China to cut domestic corn prices to spur demand, cut imports
Date:02-01-2016
China, the world’s second-largest corn consumer, will cut domestic prices to spur demand from downstream industry and reduce cheaper imports, a senior government official said.
China had a crop stockpiling policy to protect its rural population from fluctuating prices and prop up incomes. However, corn reserves are now at record highs, officially at about 100 million tonnes but as much as 170 million by some private analysts’ calculations.
Demand for cheaper overseas supplies has spiked because the stockpiling elevated domestic prices. Increases in corn imports have been modest, but imports of corn substitutes such as distillers grain and sorghum have soared, hitting record highs of more than 35 million tonnes last year.
“If corn prices were set rationally on basis of supply and demand, China wouldn’t need to import at all,” said Chen Xiwen, deputy director with the Communist Party’s Central Rural Working Leading Group, the country’s top rural policy maker.
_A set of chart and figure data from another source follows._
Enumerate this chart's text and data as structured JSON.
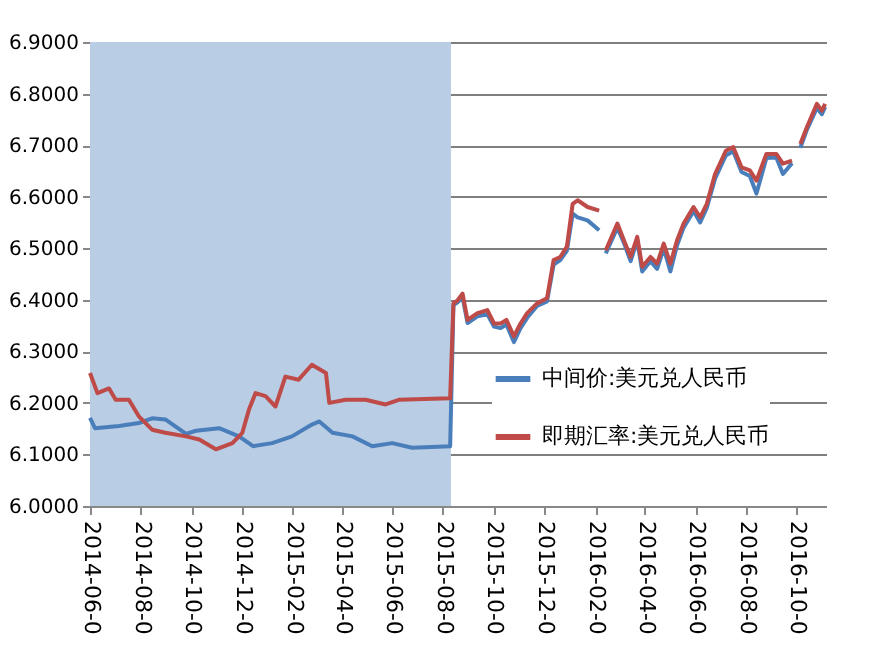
{
  "chart_data": {
    "type": "line",
    "xlim": [
      "2014-06-01",
      "2016-11-06"
    ],
    "ylim": [
      6.0,
      6.9
    ],
    "yticks": [
      {
        "value": 6.0,
        "label": "6.0000"
      },
      {
        "value": 6.1,
        "label": "6.1000"
      },
      {
        "value": 6.2,
        "label": "6.2000"
      },
      {
        "value": 6.3,
        "label": "6.3000"
      },
      {
        "value": 6.4,
        "label": "6.4000"
      },
      {
        "value": 6.5,
        "label": "6.5000"
      },
      {
        "value": 6.6,
        "label": "6.6000"
      },
      {
        "value": 6.7,
        "label": "6.7000"
      },
      {
        "value": 6.8,
        "label": "6.8000"
      },
      {
        "value": 6.9,
        "label": "6.9000"
      }
    ],
    "xticks": [
      {
        "value": "2014-06-01",
        "label": "2014-06-0"
      },
      {
        "value": "2014-08-01",
        "label": "2014-08-0"
      },
      {
        "value": "2014-10-01",
        "label": "2014-10-0"
      },
      {
        "value": "2014-12-01",
        "label": "2014-12-0"
      },
      {
        "value": "2015-02-01",
        "label": "2015-02-0"
      },
      {
        "value": "2015-04-01",
        "label": "2015-04-0"
      },
      {
        "value": "2015-06-01",
        "label": "2015-06-0"
      },
      {
        "value": "2015-08-01",
        "label": "2015-08-0"
      },
      {
        "value": "2015-10-01",
        "label": "2015-10-0"
      },
      {
        "value": "2015-12-01",
        "label": "2015-12-0"
      },
      {
        "value": "2016-02-01",
        "label": "2016-02-0"
      },
      {
        "value": "2016-04-01",
        "label": "2016-04-0"
      },
      {
        "value": "2016-06-01",
        "label": "2016-06-0"
      },
      {
        "value": "2016-08-01",
        "label": "2016-08-0"
      },
      {
        "value": "2016-10-01",
        "label": "2016-10-0"
      }
    ],
    "grid": "y",
    "legend": "bottom right",
    "bands": [
      {
        "axis": "x",
        "from": "2014-06-01",
        "to": "2015-08-11",
        "color": "#b9cde5"
      }
    ],
    "series": [
      {
        "name": "中间价:美元兑人民币",
        "color": "#4a7ebb",
        "x": [
          "2014-06-01",
          "2014-06-07",
          "2014-07-06",
          "2014-07-30",
          "2014-08-15",
          "2014-08-31",
          "2014-09-25",
          "2014-10-07",
          "2014-11-04",
          "2014-11-28",
          "2014-12-15",
          "2015-01-07",
          "2015-01-31",
          "2015-02-24",
          "2015-03-05",
          "2015-03-21",
          "2015-04-14",
          "2015-05-08",
          "2015-06-01",
          "2015-06-25",
          "2015-08-10",
          "2015-08-14",
          "2015-08-19",
          "2015-08-25",
          "2015-08-31",
          "2015-09-12",
          "2015-09-24",
          "2015-10-02",
          "2015-10-10",
          "2015-10-17",
          "2015-10-26",
          "2015-11-03",
          "2015-11-11",
          "2015-11-23",
          "2015-12-05",
          "2015-12-13",
          "2015-12-21",
          "2015-12-29",
          "2016-01-05",
          "2016-01-11",
          "2016-01-23",
          "2016-02-06",
          "2016-02-10",
          "2016-02-14",
          "2016-02-28",
          "2016-03-07",
          "2016-03-15",
          "2016-03-23",
          "2016-03-29",
          "2016-04-08",
          "2016-04-16",
          "2016-04-24",
          "2016-05-02",
          "2016-05-10",
          "2016-05-18",
          "2016-05-30",
          "2016-06-07",
          "2016-06-15",
          "2016-06-25",
          "2016-07-08",
          "2016-07-17",
          "2016-07-27",
          "2016-08-06",
          "2016-08-14",
          "2016-08-26",
          "2016-09-07",
          "2016-09-15",
          "2016-09-26",
          "2016-10-01",
          "2016-10-06",
          "2016-10-14",
          "2016-10-26",
          "2016-11-01",
          "2016-11-05"
        ],
        "values": [
          6.171,
          6.151,
          6.155,
          6.161,
          6.17,
          6.168,
          6.14,
          6.146,
          6.151,
          6.135,
          6.116,
          6.122,
          6.135,
          6.158,
          6.164,
          6.142,
          6.135,
          6.116,
          6.122,
          6.113,
          6.116,
          6.39,
          6.395,
          6.405,
          6.355,
          6.368,
          6.372,
          6.348,
          6.345,
          6.352,
          6.318,
          6.345,
          6.365,
          6.388,
          6.397,
          6.468,
          6.477,
          6.495,
          6.567,
          6.56,
          6.554,
          6.535,
          null,
          6.49,
          6.54,
          6.51,
          6.475,
          6.515,
          6.455,
          6.475,
          6.46,
          6.5,
          6.455,
          6.505,
          6.54,
          6.572,
          6.55,
          6.578,
          6.635,
          6.68,
          6.688,
          6.648,
          6.64,
          6.606,
          6.675,
          6.676,
          6.644,
          6.665,
          null,
          6.695,
          6.73,
          6.772,
          6.76,
          6.774
        ]
      },
      {
        "name": "即期汇率:美元兑人民币",
        "color": "#be4b48",
        "x": [
          "2014-06-01",
          "2014-06-10",
          "2014-06-24",
          "2014-07-02",
          "2014-07-18",
          "2014-07-30",
          "2014-08-15",
          "2014-08-31",
          "2014-09-25",
          "2014-10-11",
          "2014-10-31",
          "2014-11-20",
          "2014-12-02",
          "2014-12-10",
          "2014-12-18",
          "2014-12-30",
          "2015-01-11",
          "2015-01-23",
          "2015-02-08",
          "2015-02-24",
          "2015-03-13",
          "2015-03-17",
          "2015-04-06",
          "2015-04-30",
          "2015-05-24",
          "2015-06-09",
          "2015-08-10",
          "2015-08-14",
          "2015-08-19",
          "2015-08-25",
          "2015-08-31",
          "2015-09-12",
          "2015-09-24",
          "2015-10-02",
          "2015-10-10",
          "2015-10-17",
          "2015-10-26",
          "2015-11-03",
          "2015-11-11",
          "2015-11-23",
          "2015-12-05",
          "2015-12-13",
          "2015-12-21",
          "2015-12-29",
          "2016-01-05",
          "2016-01-11",
          "2016-01-23",
          "2016-02-06",
          "2016-02-10",
          "2016-02-14",
          "2016-02-28",
          "2016-03-07",
          "2016-03-15",
          "2016-03-23",
          "2016-03-29",
          "2016-04-08",
          "2016-04-16",
          "2016-04-24",
          "2016-05-02",
          "2016-05-10",
          "2016-05-18",
          "2016-05-30",
          "2016-06-07",
          "2016-06-15",
          "2016-06-25",
          "2016-07-08",
          "2016-07-17",
          "2016-07-27",
          "2016-08-06",
          "2016-08-14",
          "2016-08-26",
          "2016-09-07",
          "2016-09-15",
          "2016-09-26",
          "2016-10-01",
          "2016-10-06",
          "2016-10-14",
          "2016-10-26",
          "2016-11-01",
          "2016-11-05"
        ],
        "values": [
          6.258,
          6.219,
          6.228,
          6.206,
          6.206,
          6.174,
          6.148,
          6.142,
          6.135,
          6.129,
          6.11,
          6.122,
          6.142,
          6.187,
          6.219,
          6.213,
          6.193,
          6.251,
          6.245,
          6.274,
          6.258,
          6.2,
          6.206,
          6.206,
          6.197,
          6.206,
          6.209,
          6.393,
          6.399,
          6.412,
          6.361,
          6.374,
          6.38,
          6.354,
          6.354,
          6.361,
          6.329,
          6.354,
          6.374,
          6.393,
          6.403,
          6.477,
          6.483,
          6.503,
          6.586,
          6.593,
          6.58,
          6.573,
          null,
          6.496,
          6.548,
          6.515,
          6.483,
          6.522,
          6.464,
          6.483,
          6.47,
          6.509,
          6.47,
          6.515,
          6.548,
          6.58,
          6.56,
          6.586,
          6.644,
          6.689,
          6.696,
          6.657,
          6.651,
          6.631,
          6.683,
          6.683,
          6.664,
          6.67,
          null,
          6.702,
          6.735,
          6.78,
          6.767,
          6.78
        ]
      }
    ]
  }
}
“Domestic corn prices are not competitive, and the price needs to be set by the market to reduce imports of corn and corn substitutes,” he said.
He said the import price of $342 per tonne was accepted by downstream corn processors and should be considered a “rational” level for domestic corn.
The import price is 20 percent lower than the state support price for the current marketing year ending September and is lower than the $385 price proposed earlier by China’s top planning agency.
January 2017 corn futures on the Dalian Exchange fell 1.95 percent on Thursday to $329 per tonne.
However, some traders oppose the cuts, saying they would erode farmers’ incomes and cause losses for the government, which paid more than $427 per tonne for the reserves.
“A big price cut will not help consumption. The industry is still not willing to build inventories as they know that the government has massive stocks,” said Feng Jilong, a senior corn trader with a state-owned firm.
Chen said Beijing is looking how to subsidize farmers without artificially raising prices, and is also studying whether to abandon the price support system and let the market decide.
China is running out of space for the corn stockpiles and some of the aging crop is deteriorating. However, reducing the stocks would take time because a rapid sell-off would have too big an impact on the market, said Han Jun, Chen’s deputy.
The government plans to reduce the domestic corn acreage next year and encourage farmers to grow other crops, such as soybeans, of which the country is the world’s top buyer.